Oh, and Vaile needs a domestic portfolio after the end of the month if Cole doesn't sink him. Treasury would be way too hard for him, the markets would see through this small-town pollie and the Libs would undermine him.

Costello may play no role in the coming election campaign, but that may be no bad thing if it is a disaster for the Coalition (a narrow victory is the most likely outcome). His most likely fate is to end up like Michael Heseltine, the man who coulda-but-didn't. After a long-term Prime Ministership the heir is likely to be someone who wasn't even on the scene at the start: Holt was not the heir-apparent to Menzies in 1949, or even 1959. Truman was not FDR's heir apparent in 1933 or '43. While Costello is unencumbered by milk-of-human-kindness issues, someone who would wield the knife and wear the crown needs patience that Costello lacks.
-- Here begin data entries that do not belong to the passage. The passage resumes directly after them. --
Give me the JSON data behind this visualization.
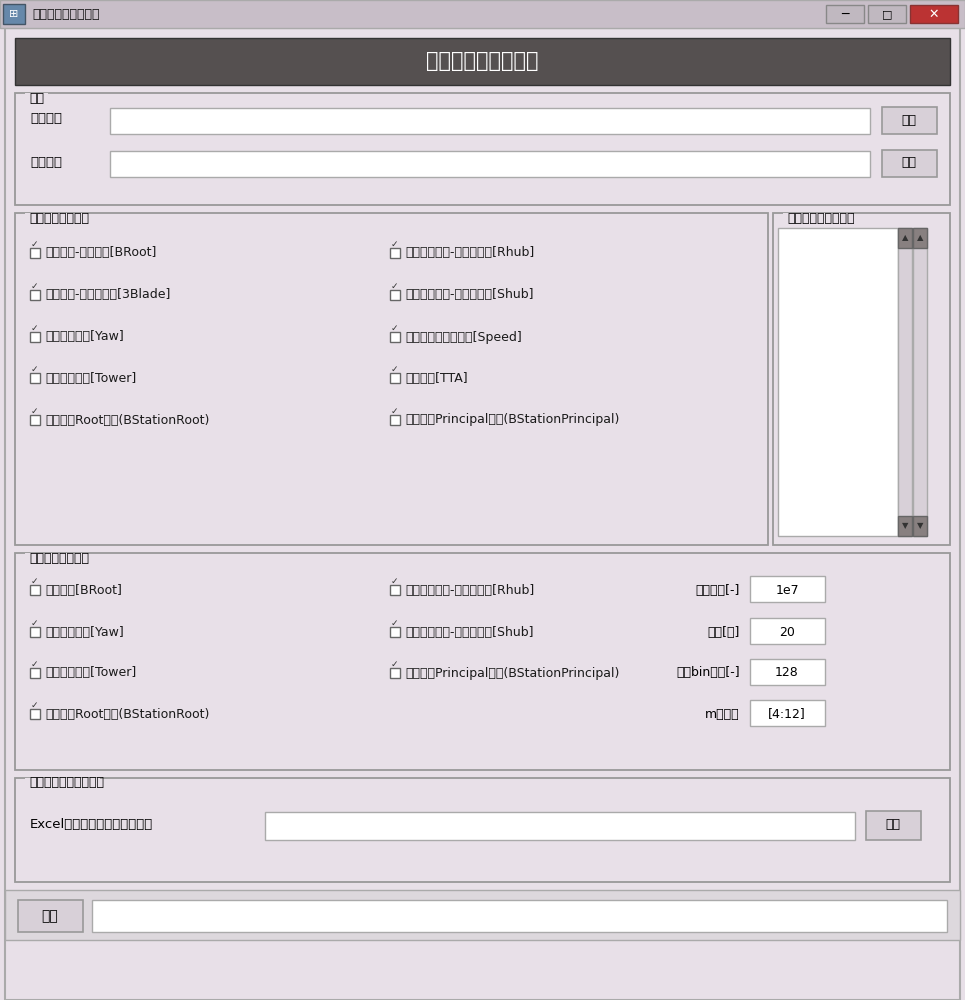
{
  "title_bar": "载荷后处理文件生成",
  "header_title": "载荷后处理文件生成",
  "bg_color": "#e8e0e8",
  "header_bg": "#555050",
  "titlebar_bg": "#c8c0c8",
  "section1_title": "目录",
  "field1_label": "时序目录",
  "field2_label": "输出目录",
  "browse_btn": "浏览",
  "section2_title": "极限载荷提取类别",
  "section3_title": "叶片与塔架截面高度",
  "extreme_checks_left": [
    "叶根载荷-叶片合并[BRoot]",
    "叶根载荷-叶片不合并[3Blade]",
    "偏航轴承载荷[Yaw]",
    "塔架截面载荷[Tower]",
    "叶片截面Root载荷(BStationRoot)"
  ],
  "extreme_checks_right": [
    "轮毂中心载荷-旋转坐标系[Rhub]",
    "轮毂中心载荷-静止坐标系[Shub]",
    "风轮发电机最大转速[Speed]",
    "塔架净空[TTA]",
    "叶片截面Principal载荷(BStationPrincipal)"
  ],
  "section4_title": "疲劳载荷提取类别",
  "fatigue_checks_left": [
    "叶根载荷[BRoot]",
    "偏航轴承载荷[Yaw]",
    "塔架截面载荷[Tower]",
    "叶片截面Root载荷(BStationRoot)"
  ],
  "fatigue_checks_right": [
    "轮毂中心载荷-旋转坐标系[Rhub]",
    "轮毂中心载荷-静止坐标系[Shub]",
    "叶片截面Principal载荷(BStationPrincipal)"
  ],
  "param_labels": [
    "循环次数[-]",
    "寿命[年]",
    "雨流bin数目[-]",
    "m值范围"
  ],
  "param_values": [
    "1e7",
    "20",
    "128",
    "[4:12]"
  ],
  "section5_title": "工况安全系数与小时数",
  "excel_label": "Excel导入安全系数与小时数：",
  "generate_btn": "生成"
}
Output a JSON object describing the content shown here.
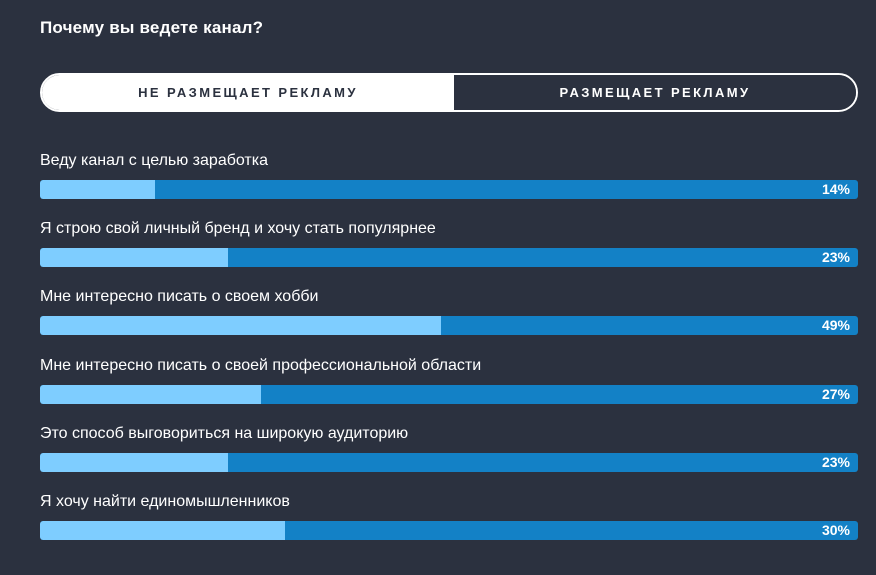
{
  "title": "Почему вы ведете канал?",
  "toggle": {
    "left_label": "НЕ РАЗМЕЩАЕТ РЕКЛАМУ",
    "right_label": "РАЗМЕЩАЕТ РЕКЛАМУ",
    "selected": "left"
  },
  "colors": {
    "background": "#2b313f",
    "bar_track": "#1381c6",
    "bar_fill": "#7ecdff",
    "text": "#ffffff"
  },
  "chart_data": {
    "type": "bar",
    "orientation": "horizontal",
    "categories": [
      "Веду канал с целью заработка",
      "Я строю свой личный бренд и хочу стать популярнее",
      "Мне интересно писать о своем хобби",
      "Мне интересно писать о своей профессиональной области",
      "Это способ выговориться на широкую аудиторию",
      "Я хочу найти единомышленников"
    ],
    "values": [
      14,
      23,
      49,
      27,
      23,
      30
    ],
    "value_labels": [
      "14%",
      "23%",
      "49%",
      "27%",
      "23%",
      "30%"
    ],
    "xlim": [
      0,
      100
    ],
    "grid": false,
    "legend": "none"
  }
}
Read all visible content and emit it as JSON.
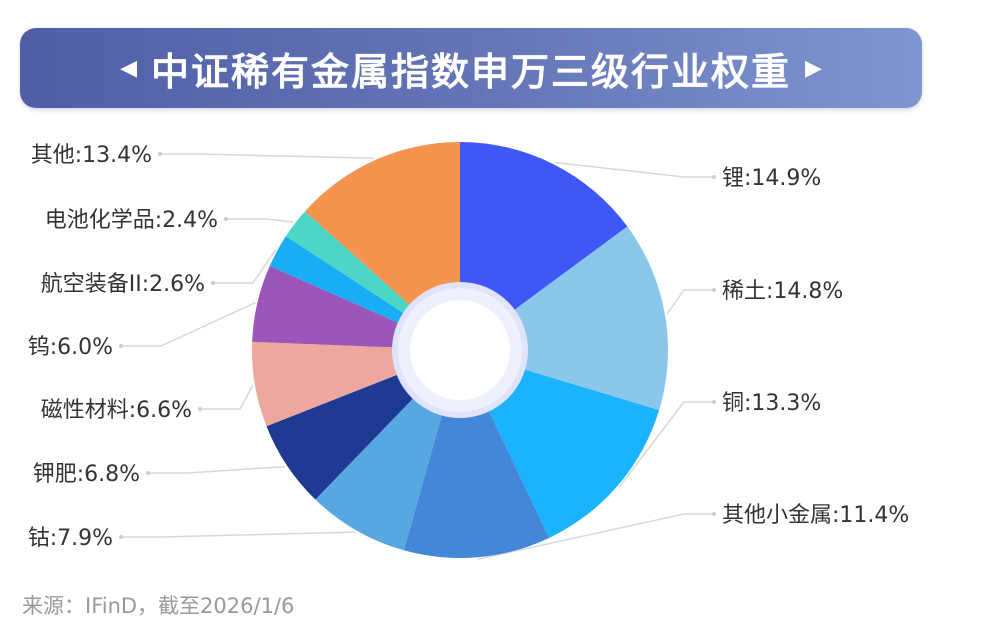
{
  "chart_data": {
    "type": "pie",
    "title": "中证稀有金属指数申万三级行业权重",
    "donut": true,
    "start_angle": "12 o'clock",
    "direction": "clockwise",
    "categories": [
      "锂",
      "稀土",
      "铜",
      "其他小金属",
      "钴",
      "钾肥",
      "磁性材料",
      "钨",
      "航空装备II",
      "电池化学品",
      "其他"
    ],
    "values": [
      14.9,
      14.8,
      13.3,
      11.4,
      7.9,
      6.8,
      6.6,
      6.0,
      2.6,
      2.4,
      13.4
    ],
    "labels": [
      "锂:14.9%",
      "稀土:14.8%",
      "铜:13.3%",
      "其他小金属:11.4%",
      "钴:7.9%",
      "钾肥:6.8%",
      "磁性材料:6.6%",
      "钨:6.0%",
      "航空装备II:2.6%",
      "电池化学品:2.4%",
      "其他:13.4%"
    ],
    "colors": [
      "#3f57f6",
      "#8ac7ea",
      "#1bb3fb",
      "#4287d8",
      "#57a7e0",
      "#1e3a92",
      "#eea79f",
      "#9a56b8",
      "#19adf6",
      "#4cd6c6",
      "#f5944f"
    ],
    "unit": "%"
  },
  "source": "来源：IFinD，截至2026/1/6"
}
This is only a win for Labor if you believe in zero-sum politics. The wounds will heal quickly if temporarily, and an early election ought not be ruled out after a few housekeeping issues. A narrow loss next election would be Labor's worst-case scenario: not in government but Beazley vindicated and unwilling to make any changes.

Did you see Liberal activist and Senate reject John Ruddick with that silly banner outside Kirribilli House - the one with love-hearts over the "O"s in "John Howard"? What a dipstick.